Un vino che tutti almeno una volta nella vita dovrebbero bere, quantomeno per cultura personale. Che poi una volta sola non basti, quello è un altro discorso.

Degustazione Fattoria di Fèlsina / Palazzo Prossedi, Hotel Villa Mercede, Frascati (17/10/2019)

Cosa accomuna una storica cantina del Chiantigiano ed una di recente istituzione posizionata all’estremità meridionale dei Monti Lepini? In linea teorica nulla, i più arditi potrebbero ipotizzare il Sangiovese. Sì, ma c’è dell’altro. Un cognome soprattutto: Mazzocolin. Giuseppe è il nume tutelare di Fattoria di Fèlsina; sua figlia Caterina è dal 2017 consulente di Arianna De Rosa, la proprietaria di Palazzo Prossedi. In occasione della serata, organizzata dalla Fondazione Italiana Sommelier Lazio Est e presentata da Elvia Gregorace e dal presidente di sezione Alessandro Tozzi, è stata ripercorsa la storia di queste due cantine.
Storia particolare quella di Palazzo Prossedi (sito: palazzoprossedi.it). Arianna De Rosa non nasce viticoltrice. Lo diventa a tempo pieno nel 1998, quando prende in custodia le viti del nonno e sceglie di affinare in modo ‘moderno’ il vino e di imbottigliarlo. L’azienda piano piano cresce, non senza difficoltà. Alcune sono facilmente intuibili: la valle dell’Amaseno e i Monti Lepini non sono zone famose per il vino di qualità. Da quelle parti si vive una vita dura, fatta di allevamento ed agricoltura, dove la viticoltura è prevalentemente ad uso domestico e a farla da padrone è l’ulivo. Doveste mai fare una lista delle zone più ricche o prosperose d’Italia, la valle dell’Amaseno non rientrerebbe mai tra le prime 200. Emergere in un contesto simile è quindi già cosa dura. Metteteci anche che Arianna è una donna, un’evenienza che nel XXI secolo sembra ancora, vergognosamente, un problema per qualcuno.
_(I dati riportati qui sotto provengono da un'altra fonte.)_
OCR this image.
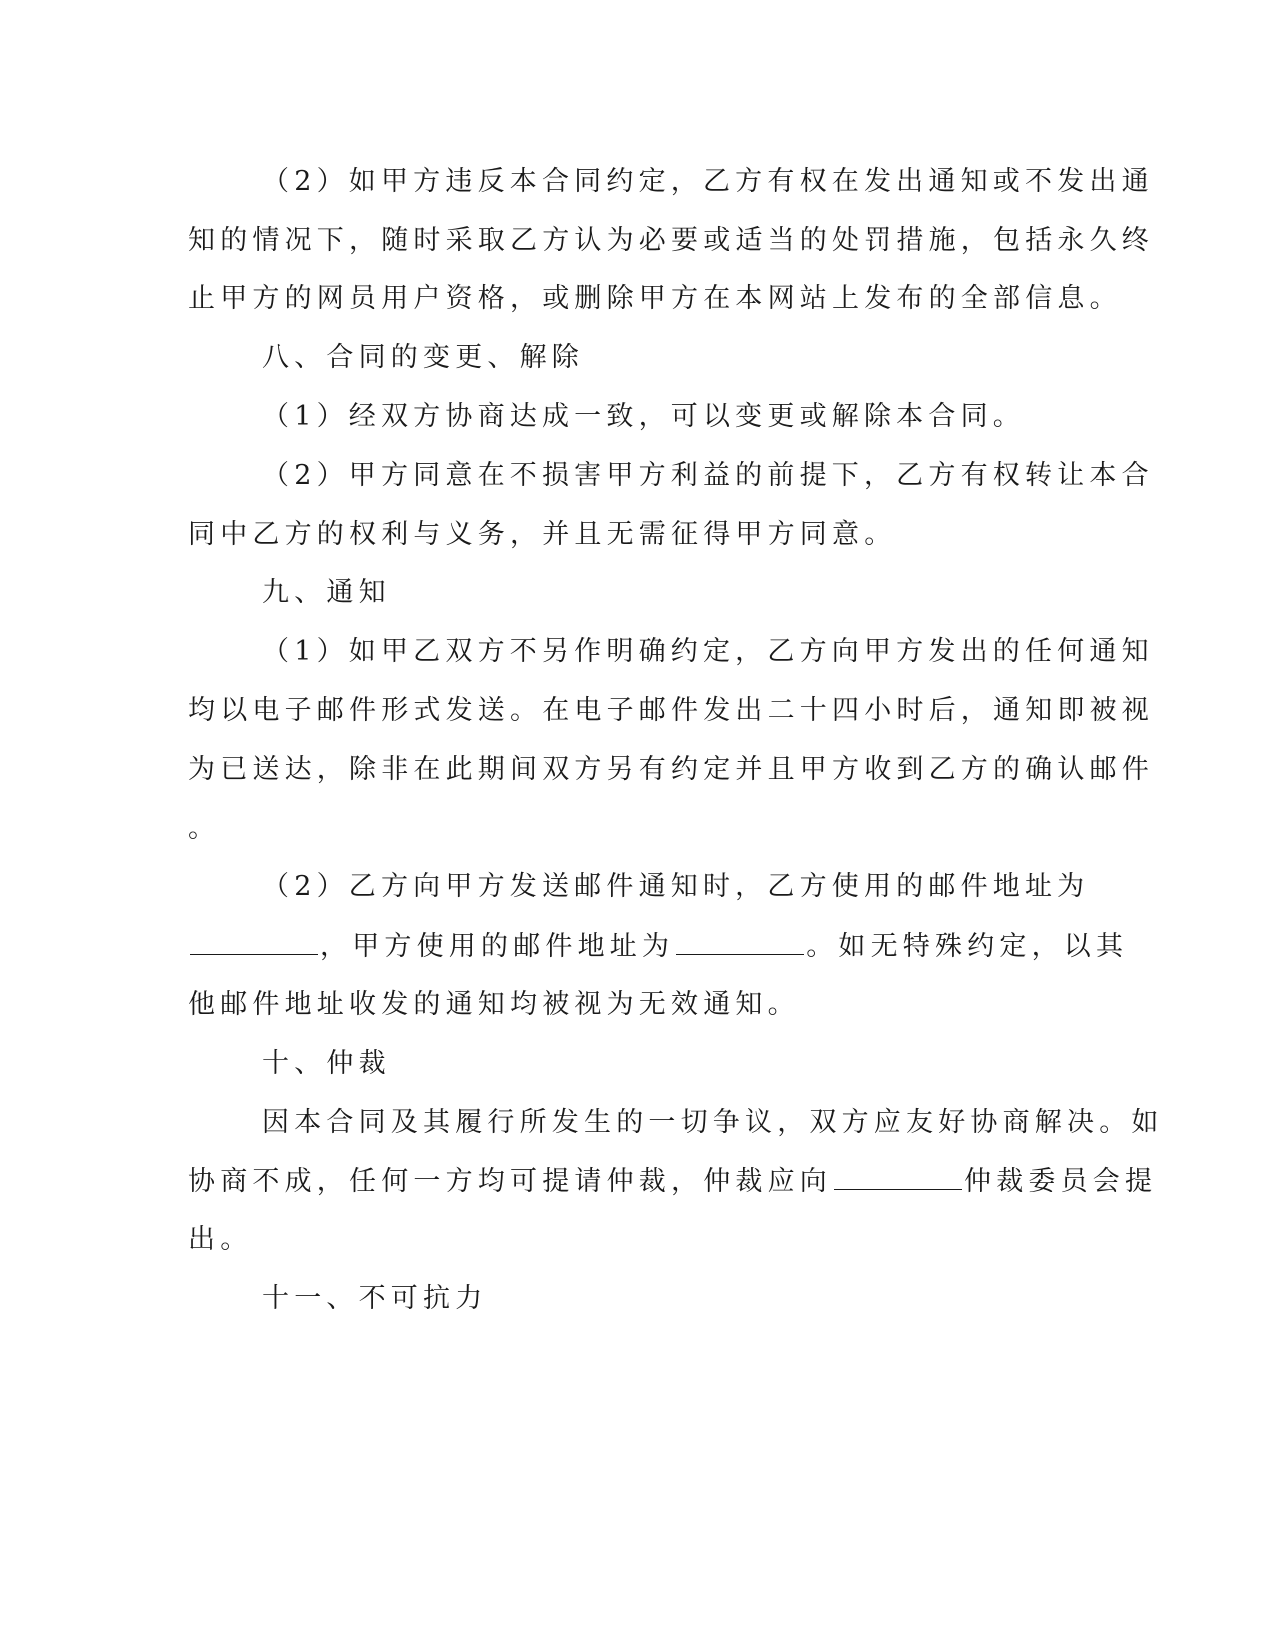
（2）如甲方违反本合同约定，乙方有权在发出通知或不发出通
知的情况下，随时采取乙方认为必要或适当的处罚措施，包括永久终
止甲方的网员用户资格，或删除甲方在本网站上发布的全部信息。
八、合同的变更、解除
（1）经双方协商达成一致，可以变更或解除本合同。
（2）甲方同意在不损害甲方利益的前提下，乙方有权转让本合
同中乙方的权利与义务，并且无需征得甲方同意。
九、通知
（1）如甲乙双方不另作明确约定，乙方向甲方发出的任何通知
均以电子邮件形式发送。在电子邮件发出二十四小时后，通知即被视
为已送达，除非在此期间双方另有约定并且甲方收到乙方的确认邮件
。
（2）乙方向甲方发送邮件通知时，乙方使用的邮件地址为
，甲方使用的邮件地址为	。如无特殊约定，以其
他邮件地址收发的通知均被视为无效通知。
十、仲裁
因本合同及其履行所发生的一切争议，双方应友好协商解决。如
协商不成，任何一方均可提请仲裁，仲裁应向	仲裁委员会提
出。
十一、不可抗力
Questi ’qualcuno’ che, periodicamente e per dispetto, danneggiavano le sue viti, con grande danno economico arrecato ad un’azienda neonata. Mi ha colpito il viso di Arianna nel racconto di queste cattiverie: un sorriso costante. A dire “sì ma alla fine chi se ne frega, io sono andata avanti lo stesso”. Ad avere la metà del suo carattere… Caterina Mazzocolin capita in quelle zone pochi anni fa. Conosce Arianna, gira per le vigne, con l’enologo Dario Puccini assaggiano tutti i vini prodotti e scatta in lei una scintilla. “This is the place” disse Brigham Young arrivato nello Utah; più o meno la stessa cosa deve aver pensato Caterina, da come parla di questa sfida. Perché mettere Prossedi sulla mappa del vino non può essere nient’altro che una bella sfida.
Ma capacità e caparbietà devono essere doti di famiglia per i Mazzocolin. Ne è prova il successivo racconto di Giuseppe Mazzocolin. Andatura compassata, occhi azzurri, sottili e sereni, quando comincia a parlare Giuseppe è vulcanico, letteralmente. Uomo di profonda cultura e di visioni ampie e appassionate. Il racconto ha solo sfiorato i vini di Fèlsina; a Giuseppe premeva più raccontare l’importanza del comparto olivicolo per l’economia italiana, la necessità di piena consapevolezza dei nostri punti di forza agricoli da parte di tutti noi, il tornare a vivere la campagna, la previsione della futura risalita del Lazio ai vertici dell’enologia italiana (e volesse iddio!), l’importanza della valorizzazione e dell’espressione del territorio, che si parli di vino o di olio. È stata l’eruzione del St. Helens: una nube piroclastica di racconti, impressioni e speranze per il futuro di questo stivaletto pazzariello che popoliamo.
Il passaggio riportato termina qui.